As I see this as a compilation album, I set Compilation to Yes.
This took around 10 minutes, and if the Orchestra, Conductor and Soloists are not important, the CD could be ripped at this stage. You mentioned that you have bought a Synology NAS, which I also use. The Synology has a basic player, DS audio, and this is how the British Music on Lyrita by Quad, displays on it:-
Once I had this workable, but basic naming, I returned to the front page of CD Ripper, and highlighting one track at a time, hit Tags, and with Add New Tag, added, Orchestra, Conductor, Soloists for the tracks that had a singer, and a custom tag, Pianist for the Piano Concertos.
With my limited typing skills, this took around 20 minutes, and meant that each track had tags for Orchestra, Conductor and Soloists / Pianist.
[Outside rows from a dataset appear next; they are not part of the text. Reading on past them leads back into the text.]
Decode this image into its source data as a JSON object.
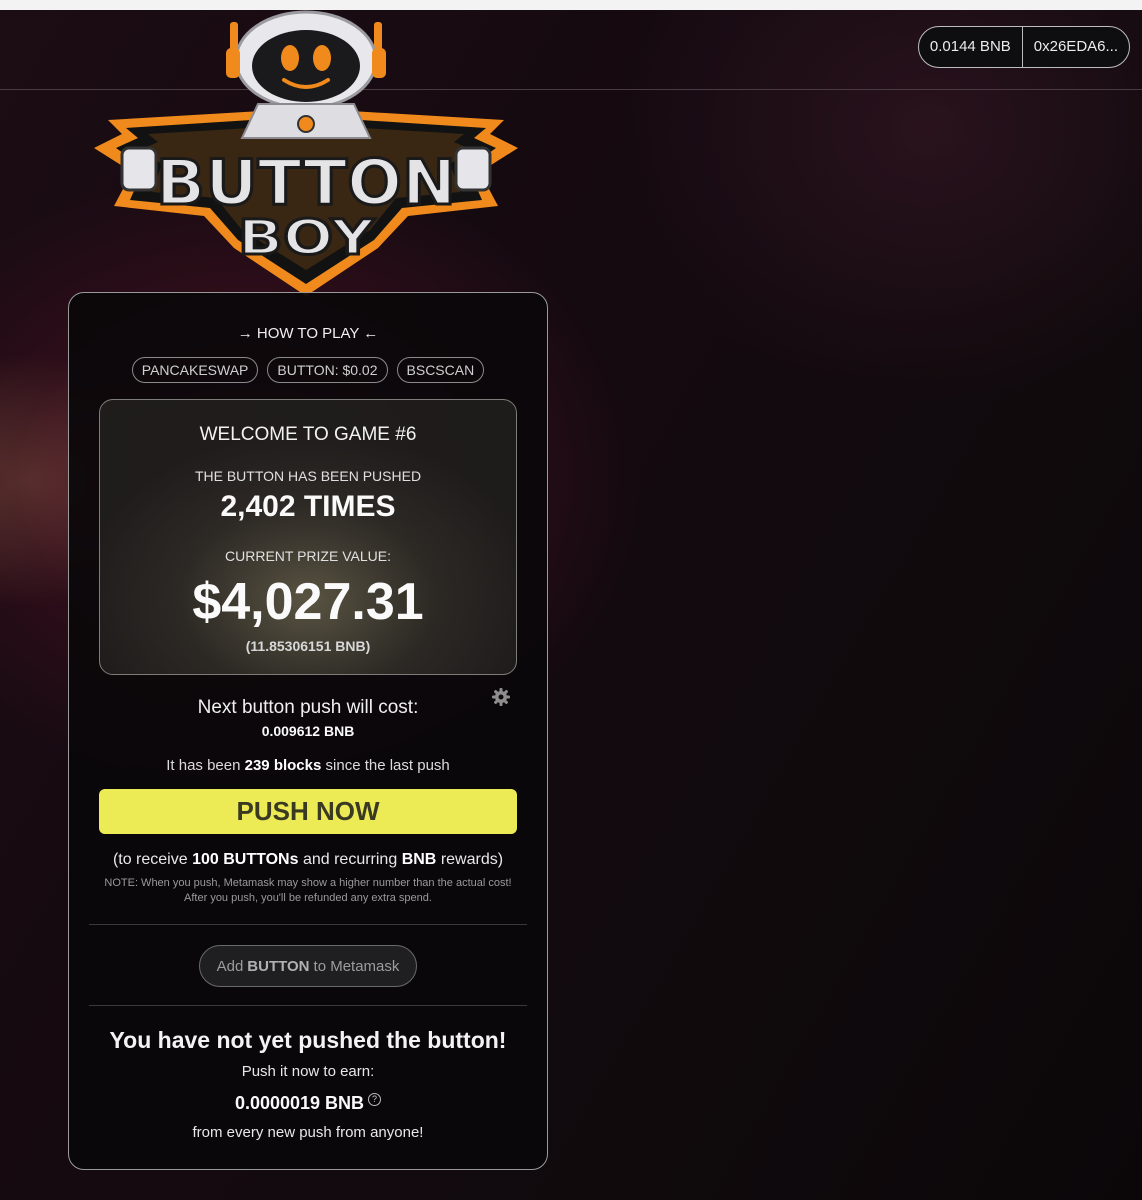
{
  "wallet": {
    "balance": "0.0144 BNB",
    "address": "0x26EDA6..."
  },
  "logo": {
    "line1": "BUTTON",
    "line2": "BOY"
  },
  "panel": {
    "how_to_play": "→ HOW TO PLAY ←",
    "links": [
      "PANCAKESWAP",
      "BUTTON: $0.02",
      "BSCSCAN"
    ],
    "stats": {
      "welcome": "WELCOME TO GAME #6",
      "pushed_label": "THE BUTTON HAS BEEN PUSHED",
      "pushed_times": "2,402 TIMES",
      "prize_label": "CURRENT PRIZE VALUE:",
      "prize_value": "$4,027.31",
      "prize_bnb": "(11.85306151 BNB)"
    },
    "next_cost_label": "Next button push will cost:",
    "next_cost_value": "0.009612 BNB",
    "blocks_prefix": "It has been",
    "blocks_value": "239 blocks",
    "blocks_suffix": "since the last push",
    "push_button": "PUSH NOW",
    "receive_prefix": "(to receive",
    "receive_amount": "100 BUTTONs",
    "receive_mid": "and recurring",
    "receive_token": "BNB",
    "receive_suffix": "rewards)",
    "note_line1": "NOTE: When you push, Metamask may show a higher number than the actual cost!",
    "note_line2": "After you push, you'll be refunded any extra spend.",
    "add_prefix": "Add",
    "add_token": "BUTTON",
    "add_suffix": "to Metamask",
    "not_yet": "You have not yet pushed the button!",
    "push_it": "Push it now to earn:",
    "earn_value": "0.0000019 BNB",
    "help_icon": "?",
    "every_push": "from every new push from anyone!"
  },
  "colors": {
    "push_button": "#ecea55",
    "logo_orange": "#f08a1c"
  }
}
This is how those tags show on one track, on the app I use:-
You can see the Orchestra, custom Pianist and Replay Gain [I]Tags[/] - I use ReplayGain. The Conductor tag, is on another page.
Hopefully this helps with the understanding of adding Tags.
There are many ways to skin a cat, and naming and tagging involves many personal choices, particularly with Classical.
Players and apps vary massively, so it makes a lot of sense to try things out on your player, before proceeding too far.
The great thing with Tags, is you can edit, add or delete them very easily at any time in the future, as your requirements, or indeed player changes.
In the above example, you could of course use Various, as the Artist, and have it as a non-compilation, simply with track names, and no tags: the music will play the same.